The mergers occurred because consolidating private companies was the quickest and easiest way of growing reserves in a world where most of them were off limits, possessed by national oil companies and petro-oligarchs. Merger plans were adopted not because of the monopolistic tendencies Big Oil is often accused of having, but because they would allow companies to acquire greater reserves without the high costs of exploration — why look for new oil when you can just buy another company’s?
After the merger mania went as far as it could in the first half of this decade, Big Oil cautiously returned to the hunt for new untapped reserves. But it was once again blocked by the national oil companies and the governments that oversaw them, who already owned most of the world’s easy-to-access oil. So the supermajors have for almost a decade been forced to look for deepwater "elephants": highly lucrative, but also potentially risky fields, accessible only with the technology and expertise that Big Oil can provide.
The shrinking of Big Oil after the gulf spill will only reinforce this trend, as the supermajors streamline to focus on this sort of high-risk, high-payoff exploration. Even with stepped-up regulatory safeguards, the pillorying of BP will have the perverse effect of increasing the likelihood of another catastrophic spill. The next target for deepwater drilling is the Arctic. Why? Because national boundaries are fuzzy up there and only the supermajors have the technology to work in such a harsh environment. Get ready for oily polar bears and blackened seals.
If the free market could reach the world’s abundant easy oil, these sorts of gambles wouldn’t be necessary; global production would increase, and prices would be less volatile. But thanks to the poor management of the world’s mostly nationalized oil reserves, the exact opposite is happening. Production of oil and gas in Iran is significantly less than it was before the 1979 revolution. The same is true of production in Venezuela since Hugo Chávez took power in 1999. After the sometimes violent de facto nationalization of energy assets in Russia over the past decade, the growth of oil production there fell by 80 percent. Until recent changes in all three countries, resource nationalism in Saudi Arabia, Iraq, and Libya meant stagnant production for over three decades. Demand for oil may be down in the United States and Europe, but China and other emerging markets remain thirsty. While Beijing may cut mercantilist deals with oil producers, many emerging and advanced economies will continue to rely on the shrinking supermajors’ deepwater oil.
Big Oil was the result of the geopolitical problem of nationalization.
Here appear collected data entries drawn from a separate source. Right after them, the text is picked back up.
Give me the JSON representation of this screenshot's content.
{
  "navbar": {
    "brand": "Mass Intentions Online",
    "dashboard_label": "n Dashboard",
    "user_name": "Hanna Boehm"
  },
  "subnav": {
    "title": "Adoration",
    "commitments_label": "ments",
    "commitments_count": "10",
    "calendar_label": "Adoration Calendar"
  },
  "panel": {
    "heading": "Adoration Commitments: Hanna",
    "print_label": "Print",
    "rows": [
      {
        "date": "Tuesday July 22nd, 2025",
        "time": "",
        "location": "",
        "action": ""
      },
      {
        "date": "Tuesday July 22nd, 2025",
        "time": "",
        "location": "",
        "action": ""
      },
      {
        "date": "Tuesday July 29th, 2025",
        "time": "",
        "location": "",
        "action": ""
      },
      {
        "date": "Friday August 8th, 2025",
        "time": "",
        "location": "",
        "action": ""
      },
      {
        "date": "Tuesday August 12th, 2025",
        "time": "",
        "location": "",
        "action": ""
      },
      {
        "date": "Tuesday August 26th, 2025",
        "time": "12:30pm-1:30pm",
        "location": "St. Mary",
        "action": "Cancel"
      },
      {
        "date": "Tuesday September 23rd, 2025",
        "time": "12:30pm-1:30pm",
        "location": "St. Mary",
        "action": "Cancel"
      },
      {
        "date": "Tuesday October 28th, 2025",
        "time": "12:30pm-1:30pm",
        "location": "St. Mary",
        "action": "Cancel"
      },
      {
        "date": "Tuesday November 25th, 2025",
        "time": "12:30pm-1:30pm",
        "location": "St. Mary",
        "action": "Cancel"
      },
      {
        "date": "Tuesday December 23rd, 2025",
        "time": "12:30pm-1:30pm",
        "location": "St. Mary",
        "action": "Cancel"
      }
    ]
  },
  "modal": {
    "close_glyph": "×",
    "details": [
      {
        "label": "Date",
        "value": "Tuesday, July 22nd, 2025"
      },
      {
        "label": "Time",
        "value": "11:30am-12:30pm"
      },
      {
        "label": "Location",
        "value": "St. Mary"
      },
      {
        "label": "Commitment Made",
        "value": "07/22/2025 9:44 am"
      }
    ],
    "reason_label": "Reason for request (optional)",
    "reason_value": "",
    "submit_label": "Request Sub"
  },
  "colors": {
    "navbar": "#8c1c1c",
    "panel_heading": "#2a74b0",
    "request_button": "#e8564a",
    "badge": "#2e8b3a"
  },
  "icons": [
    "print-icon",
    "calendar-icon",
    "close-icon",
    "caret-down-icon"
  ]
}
BP’s fear in the 1990s was that if it didn’t grow by the few means it had at its disposal — absorbing smaller players and placing high-stakes exploration bets — it would turn into little more than an oil services and trading company that couldn’t compete on the oil patch, or on Wall Street. In the aftermath of the gulf oil spill and a fire-sale of its assets, the company is facing the same threat again.
If the shrinking virus spreads to the rest of the supermajors — as many analysts suggest it will — the story will switch to their diminishing heft in negotiations with problematic petrostates. That means less energy security for U.S. and European consumers, and more geopolitical shenanigans by some of the world’s most unsavory characters.